The gender gap is prominent at the top of the U.S. corporate ladder, where women represented 6.5 percent of the best-paid CEOs in 2014 and were paid 10 percent less than their male counterparts.

Another study released last month by Georgetown University's McDonough School of Business spotlighted the meager advancement of women in corporate boardrooms and said an unconscious tendency to gender-match — only appoint a woman to a corporate board when another woman departs — may be thwarting efforts to diversify the boardroom, which can have trickle-down effects on company policies.

The study of competition, gender and pay attempts to further the conversation about what is holding high-ability women back from parity.

The researchers used a well-established experiment to measure taste for competition among MBA students at Chicago Booth and then looked at those students' first jobs and earnings at graduation, and also where their careers took them seven years later.

In the experiment, participants were given the choice of playing a timed solo math game in which they could earn $4 for each correct answer or of competing in a tournament against three other participants and earning $16 per correct answer if they got the highest score.

Men were twice as likely as women to choose the tournament, and after controlling for math ability and beliefs about performance, the researchers concluded that about half of that decision could be attributed to a taste for competition.

On average, those who chose the tournament ended up earning $21,000 more at their first jobs after graduating; controlling for other variables, a taste for competition accounted for earnings of $15,000, or 9 percent, more than less-competitive classmates.

When looking at pay by gender, male MBAs earned $175,000 on average in their first year after graduation, while female MBAs earned $149,000.

Part of that disparity is due to industry selection. Women were far less likely than men to go into finance, which tends to pay most. Women who do start in finance are significantly more likely than men to move to other industries seven years down the line.

Women are 8 percent more likely than men to work in lower-paying industries at graduation from business school and 12 percent more likely to do so seven years later.

But even controlling for industry, women's first job pay on average was 13 percent less than men.

Study co-author Luigi Zingales, a professor of entrepreneurship and finance at Booth, believes that's because first-year pay is based largely on the guaranteed bonuses that new hires negotiate, and men may be more aggressive in negotiating bonuses.

As for why women tend to leave finance over the years, Zingales said it could be an aversion to a cutthroat atmosphere or to a sexist environment.

"I think the dropping out of women in finance is because they feel uncomfortable in a very male-dominated environment," he said.

Taste for competition accounts for about 10 percent of the pay gap, the study found. Other studies have identified that career interruptions and differences in weekly hours, often as a result of having children, contribute to women earning less.

A recent survey from CareerBuilder found that 20 percent of human resources managers said women do not make the same wages as their male counterparts. The survey, a broad poll of 223 employers and 3,200 employees that did not focus on high-ability professionals, also found that women are less likely than men to say they want their boss' job (19 percent versus 27 percent) and more likely to say they don't aspire to be in a leadership position (65 percent versus 58 percent).

The Booth paper did not explore the reasons that women may have a lower taste for competition.

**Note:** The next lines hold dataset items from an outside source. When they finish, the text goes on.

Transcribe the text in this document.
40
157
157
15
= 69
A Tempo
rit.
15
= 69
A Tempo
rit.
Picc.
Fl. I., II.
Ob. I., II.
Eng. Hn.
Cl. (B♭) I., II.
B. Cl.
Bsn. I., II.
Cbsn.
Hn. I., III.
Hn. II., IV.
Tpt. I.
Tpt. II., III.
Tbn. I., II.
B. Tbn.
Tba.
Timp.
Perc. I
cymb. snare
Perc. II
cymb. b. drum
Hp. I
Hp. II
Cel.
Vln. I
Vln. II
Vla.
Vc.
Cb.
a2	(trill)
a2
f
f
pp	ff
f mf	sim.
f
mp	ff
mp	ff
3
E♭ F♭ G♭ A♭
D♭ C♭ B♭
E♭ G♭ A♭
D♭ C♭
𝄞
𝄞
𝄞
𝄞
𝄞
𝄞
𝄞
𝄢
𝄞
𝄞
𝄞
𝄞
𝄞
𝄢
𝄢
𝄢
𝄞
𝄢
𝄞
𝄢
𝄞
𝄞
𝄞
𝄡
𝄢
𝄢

The larger question, however, which the research also didn't explore, is whether being more competitive is necessarily good for workplace productivity, Zingales said.

Taking an example from his own workplace, Zingales said he has noticed that seminars where academics present their papers seem to be more aggressive when they are dominated by men. That can be useful because you get more feedback. But it also can make people more reluctant to try new ideas because they fear being attacked, so they present ideas that are easier to defend, he said.

"In academia," Zingales said, "aggressiveness could relate to less creativity."